KDOC Director Audrey Cress honored for helping victims of crime

KDOC Office of Victim Services Director Audrey Cress accepts an award Thursday for her work on behalf of crime victims during the 21st Annual Crime Victims’ Rights Conference.

Audrey Cress, who has led the KDOC’s victim services division since 2013, was named the conference’s Outstanding System-Based Advocate which recognizes a system-based victim advocate for outstanding work in improving the lives of victims of crime.

In accepting the award, Cress asked the KDOC victim services staff to stand and be recognized.

“These are amazing people who do incredible things on behalf of crime victims and pour a lot of heart into it,” said Cress to the crowd of several hundred attending the awards ceremony. “I’m really grateful for the things that I have learned from you all. Thank you.”

Cress also thanked her family who attended the ceremony including her grandmother.

“This makes my heart feel really full when I think about the things that we can do when we have that kind of support and when we’re working together,” said Cress before looking across the room filled with victim advocates, public safety officials and community service providers. “I’m so excited about moving forward and collaborating with you all because I know there’s a whole lot of work left to do.”

The two-day conference, hosted by Governor Jeff Colyer and Kansas Attorney General Derek Schmidt at the Capitol Plaza Hotel, was held as part of National Crime Victims’ Rights Week which runs from April 8 through April 14.

This year’s theme, “Expand the Circle, Reach All Victims” emphasizes the importance of inclusion in victim services and addresses how the crime victims field can better ensure that every crime victim has access to services and support; and how professionals, organizations and communities can work in tandem to reach all victims.

Schmidt cited Cress’ experience and leadership as reasons for her receiving the award.

Prior to joining the KDOC, Cress worked with SAFEHOME, a domestic abuse shelter in Johnson County, where she served as an education and prevention advocate.
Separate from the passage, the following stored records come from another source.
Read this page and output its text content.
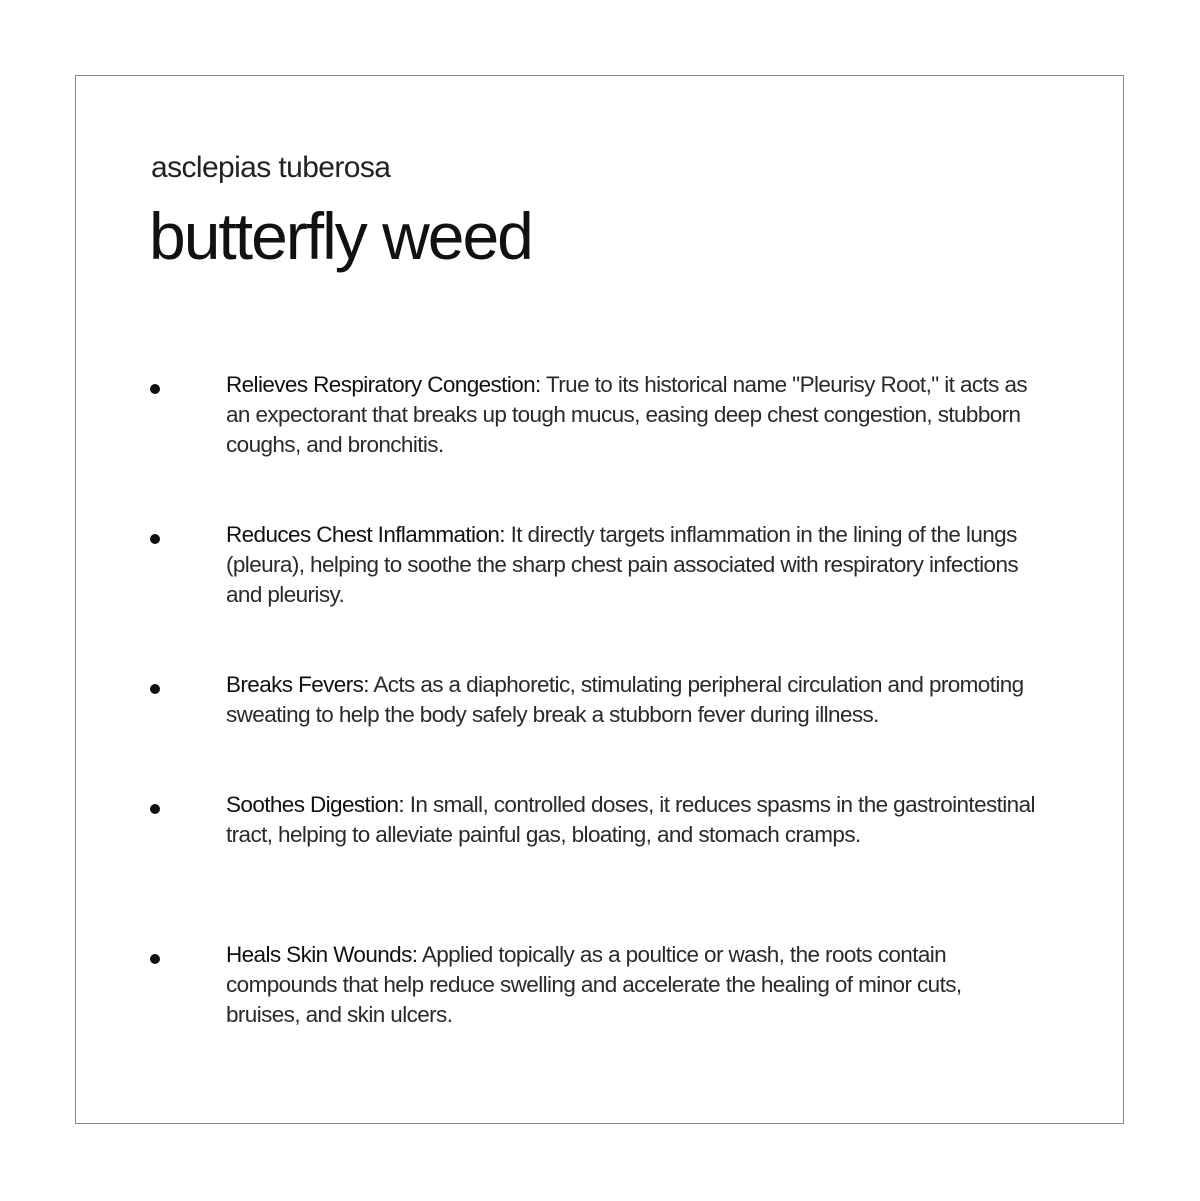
asclepias tuberosa
butterfly weed
Relieves Respiratory Congestion: True to its historical name "Pleurisy Root," it acts as an expectorant that breaks up tough mucus, easing deep chest congestion, stubborn coughs, and bronchitis.
Reduces Chest Inflammation: It directly targets inflammation in the lining of the lungs (pleura), helping to soothe the sharp chest pain associated with respiratory infections and pleurisy.
Breaks Fevers: Acts as a diaphoretic, stimulating peripheral circulation and promoting sweating to help the body safely break a stubborn fever during illness.
Soothes Digestion: In small, controlled doses, it reduces spasms in the gastrointestinal tract, helping to alleviate painful gas, bloating, and stomach cramps.
Heals Skin Wounds: Applied topically as a poultice or wash, the roots contain compounds that help reduce swelling and accelerate the healing of minor cuts, bruises, and skin ulcers.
She also has worked for The Family Conservancy, providing Batterer Intervention Programming in Johnson and Wyandotte counties.

Since joining the KDOC, Cress has nearly doubled the number of staff in the Office of Victim Services from 12 to 23 and raised more than $1.6 million in grant funding for the KDOC’s victim services work. Under Cress’ leadership, the KDOC began the state’s first Batterer Intervention Program (BIP) to be based in a correctional facility and hosted three BIP summits to strengthen collaboration geared toward increasing accountability and victim safety. The Office of Victim Services also implemented a domestic violence screening tool for inmates entering the KDOC’s custody. As a result, the KDOC has seen a 42 percent increase in the number of inmates self-identifying as having a history of domestic violence.

Additionally, Cress has served as a key facilitator for the Kansas Academy for Victim Assistance, as a trainer for organizations such as Improving Criminal Justice Response and a presenter for the National Institute of Corrections Post-Conviction Victim Services Network, the National Association of Victim Assistance in Corrections, the Association of Paroling Authorities International and the American Probation and Parole Association. Cress also has served as chair of the Governor’s Domestic Violence Fatality Review Board and as a member of the Kansas Attorney General Batterer Intervention Program Advisory Board. 

“It seems wherever we look when Audrey’s involved - amazing things happen,” Schmidt said. “We are proud to have you here.”

During the ceremony, Schmidt also recognized honorees in the categories of criminal justice, community, victim service organization and community-based advocacy. 

“It’s fair to say that you have done much to Expand the Circle and Reach All Victims,” he said. “Congratulations to the few who were recognized but thanks to the many - everybody here – who has done work for victims of crime in the past year and who will do so in the course of the next year. It’s important work.”